Jianwei Zhou is a Professor in the Department of Molecular Cell Biology and Toxicology, School of Public Health, and Dean of the Graduate School, Nanjing Medical University, Nanjing, China. He obtained his M.D. in Public Health and his Ph.D. in Occupational and Environmental Health at Nanjing Medical College, Nanjing, China. He was an exchange scholar at the University of California, Davis, CA, USA between 1996 and 1998. His research interests include molecular and cellular biology, cancer biology, environmental toxicology and experimental therapy.
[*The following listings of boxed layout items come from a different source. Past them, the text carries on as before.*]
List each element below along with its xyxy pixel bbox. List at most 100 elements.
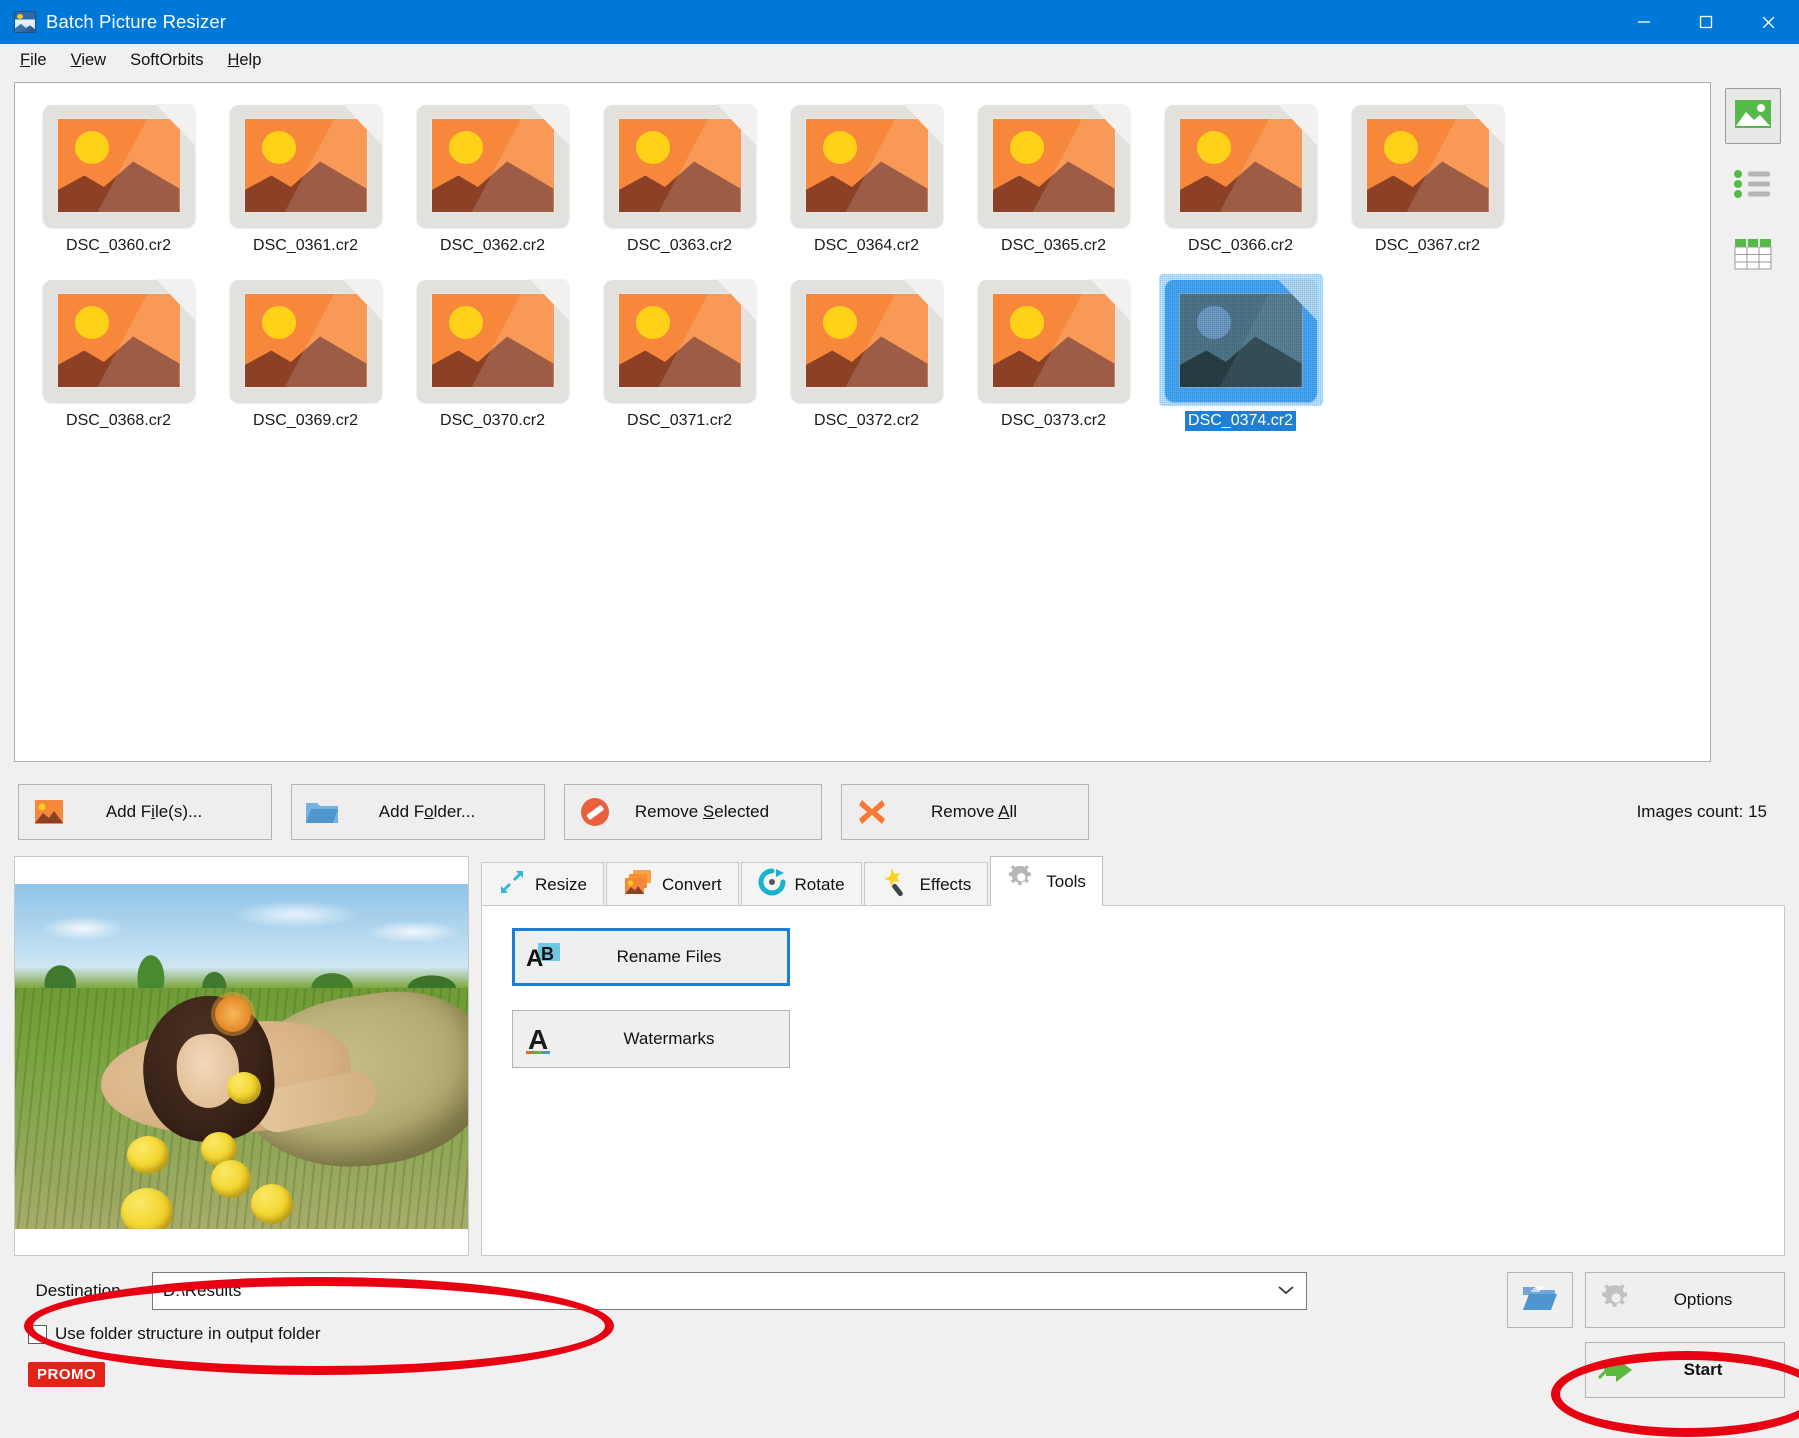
rename-files-button[interactable]: A B Rename Files [512, 928, 790, 986]
app-icon [14, 11, 36, 33]
file-action-row: Add File(s)... Add Folder... [0, 762, 1799, 840]
picture-placeholder-icon [791, 280, 943, 402]
file-thumbnail-item[interactable]: DSC_0368.cr2 [25, 274, 212, 449]
add-files-button[interactable]: Add File(s)... [18, 784, 272, 840]
file-thumbnail-pane[interactable]: DSC_0360.cr2 DSC_0361.cr2 DSC_0362.cr2 DSC_… [14, 82, 1711, 762]
file-thumbnail-label: DSC_0364.cr2 [811, 236, 922, 256]
picture-placeholder-icon [43, 280, 195, 402]
menu-item-file[interactable]: File [8, 47, 59, 74]
svg-text:A: A [528, 1024, 548, 1055]
picture-placeholder-icon [43, 105, 195, 227]
destination-value: D:\Results [163, 1281, 241, 1301]
file-thumbnail-label: DSC_0370.cr2 [437, 411, 548, 431]
watermark-a-icon: A [513, 1023, 569, 1055]
picture-placeholder-icon [230, 105, 382, 227]
tab-rotate[interactable]: Rotate [741, 862, 862, 906]
file-thumbnail-item[interactable]: DSC_0364.cr2 [773, 99, 960, 274]
picture-placeholder-icon [604, 105, 756, 227]
options-label: Options [1648, 1290, 1784, 1310]
resize-arrows-icon [498, 868, 526, 901]
file-thumbnail-label: DSC_0366.cr2 [1185, 236, 1296, 256]
file-thumbnail-item[interactable]: DSC_0365.cr2 [960, 99, 1147, 274]
svg-text:B: B [541, 944, 554, 964]
maximize-icon[interactable] [1675, 0, 1737, 44]
watermarks-button[interactable]: A Watermarks [512, 1010, 790, 1068]
file-thumbnail-item[interactable]: DSC_0370.cr2 [399, 274, 586, 449]
file-thumbnail-label: DSC_0363.cr2 [624, 236, 735, 256]
file-thumbnail-item[interactable]: DSC_0374.cr2 [1147, 274, 1334, 449]
file-thumbnail-item[interactable]: DSC_0367.cr2 [1334, 99, 1521, 274]
photo-apple [211, 1160, 251, 1198]
photo-treeline [15, 942, 468, 994]
file-thumbnail-item[interactable]: DSC_0360.cr2 [25, 99, 212, 274]
photo-apple [227, 1072, 261, 1104]
tab-effects-label: Effects [920, 875, 972, 895]
picture-placeholder-icon [1165, 280, 1317, 402]
tab-resize[interactable]: Resize [481, 862, 604, 906]
options-button[interactable]: Options [1585, 1272, 1785, 1328]
destination-input[interactable]: D:\Results [152, 1272, 1307, 1310]
thumbnail-view-button[interactable] [1725, 88, 1781, 144]
menu-label-file: ile [30, 51, 47, 69]
use-folder-structure-checkbox[interactable] [28, 1325, 47, 1344]
menu-item-view[interactable]: View [59, 47, 118, 74]
file-thumbnail-item[interactable]: DSC_0372.cr2 [773, 274, 960, 449]
images-count-label: Images count: 15 [1637, 802, 1785, 822]
minimize-icon[interactable] [1613, 0, 1675, 44]
file-thumbnail-item[interactable]: DSC_0362.cr2 [399, 99, 586, 274]
promo-badge[interactable]: PROMO [28, 1362, 105, 1387]
picture-placeholder-icon [417, 280, 569, 402]
file-thumbnail-item[interactable]: DSC_0361.cr2 [212, 99, 399, 274]
gear-icon [1586, 1283, 1648, 1317]
table-view-button[interactable] [1725, 228, 1781, 284]
window-title: Batch Picture Resizer [46, 11, 226, 33]
remove-all-x-icon [850, 796, 894, 828]
convert-images-icon [623, 868, 653, 901]
picture-placeholder-icon [604, 280, 756, 402]
picture-placeholder-icon [1165, 105, 1317, 227]
bottom-zone: Destination D:\Results Use folder struct… [0, 1256, 1799, 1387]
file-thumbnail-label: DSC_0361.cr2 [250, 236, 361, 256]
file-thumbnail-label: DSC_0374.cr2 [1185, 411, 1296, 431]
file-thumbnail-label: DSC_0360.cr2 [63, 236, 174, 256]
tab-strip: Resize Convert [481, 856, 1785, 906]
tab-tools-label: Tools [1046, 872, 1086, 892]
tab-effects[interactable]: Effects [864, 862, 989, 906]
photo-apple [127, 1136, 169, 1174]
file-thumbnail-item[interactable]: DSC_0373.cr2 [960, 274, 1147, 449]
tab-convert-label: Convert [662, 875, 722, 895]
remove-selected-label: Remove Selected [617, 802, 813, 822]
list-view-button[interactable] [1725, 158, 1781, 214]
start-label: Start [1648, 1360, 1784, 1380]
picture-placeholder-icon [978, 280, 1130, 402]
browse-folder-button[interactable] [1507, 1272, 1573, 1328]
tab-convert[interactable]: Convert [606, 862, 739, 906]
menu-item-softorbits[interactable]: SoftOrbits [118, 47, 215, 74]
tab-tools[interactable]: Tools [990, 856, 1103, 906]
rename-files-label: Rename Files [571, 947, 787, 967]
photo-apple [251, 1184, 293, 1224]
gear-icon [1007, 864, 1037, 899]
table-icon [1734, 238, 1772, 275]
remove-all-button[interactable]: Remove All [841, 784, 1089, 840]
image-preview [14, 856, 469, 1256]
list-icon [1733, 168, 1773, 205]
start-button[interactable]: Start [1585, 1342, 1785, 1398]
file-thumbnail-item[interactable]: DSC_0366.cr2 [1147, 99, 1334, 274]
file-thumbnail-label: DSC_0369.cr2 [250, 411, 361, 431]
remove-selected-button[interactable]: Remove Selected [564, 784, 822, 840]
ab-rename-icon: A B [515, 941, 571, 973]
file-thumbnail-item[interactable]: DSC_0363.cr2 [586, 99, 773, 274]
file-thumbnail-label: DSC_0373.cr2 [998, 411, 1109, 431]
file-thumbnail-item[interactable]: DSC_0371.cr2 [586, 274, 773, 449]
chevron-down-icon[interactable] [1276, 1281, 1296, 1301]
file-thumbnail-label: DSC_0371.cr2 [624, 411, 735, 431]
photo-flower [215, 996, 251, 1032]
file-thumbnail-item[interactable]: DSC_0369.cr2 [212, 274, 399, 449]
menu-item-help[interactable]: Help [215, 47, 273, 74]
view-mode-bar [1721, 82, 1785, 762]
close-icon[interactable] [1737, 0, 1799, 44]
add-folder-button[interactable]: Add Folder... [291, 784, 545, 840]
menu-bar: File View SoftOrbits Help [0, 44, 1799, 76]
file-thumbnail-label: DSC_0365.cr2 [998, 236, 1109, 256]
Ruiwen Zhang is a Professor in the Department of Pharmaceutical Sciences, School of Pharmacy, Texas Tech University Health Sciences Center (TTUHSC), Amarillo, TX. USA. He obtained his M.D. and Ph.D. in Toxicology from Fudan University Shanghai Medical College, Shanghai, China. He completed his Postdoctoral/Clinical Pharmacology Fellowship at the University of Alabama School of Medicine, Birmingham, AL. USA, where he then joined the faculty in Clinical Pharmacology in the Department of Pharmacology and Toxicology as an Assistant Professor and was promoted to Professor and Director of the Cancer Pharmacology Laboratory. He is certified by the American Board of Toxicology (D.A.B.T.) and was on the Board of Directors from 2009 until 2013. Dr. Zhang was elected as a Fellow of the American Association for the Advancement of Science (AAAS) in 2009. His major research interests include translational medicine, cancer biology, gene silencing, drug discovery, experimental therapy, and clinical pharmacology and toxicology, focusing on oncogenes and tumor suppressor genes.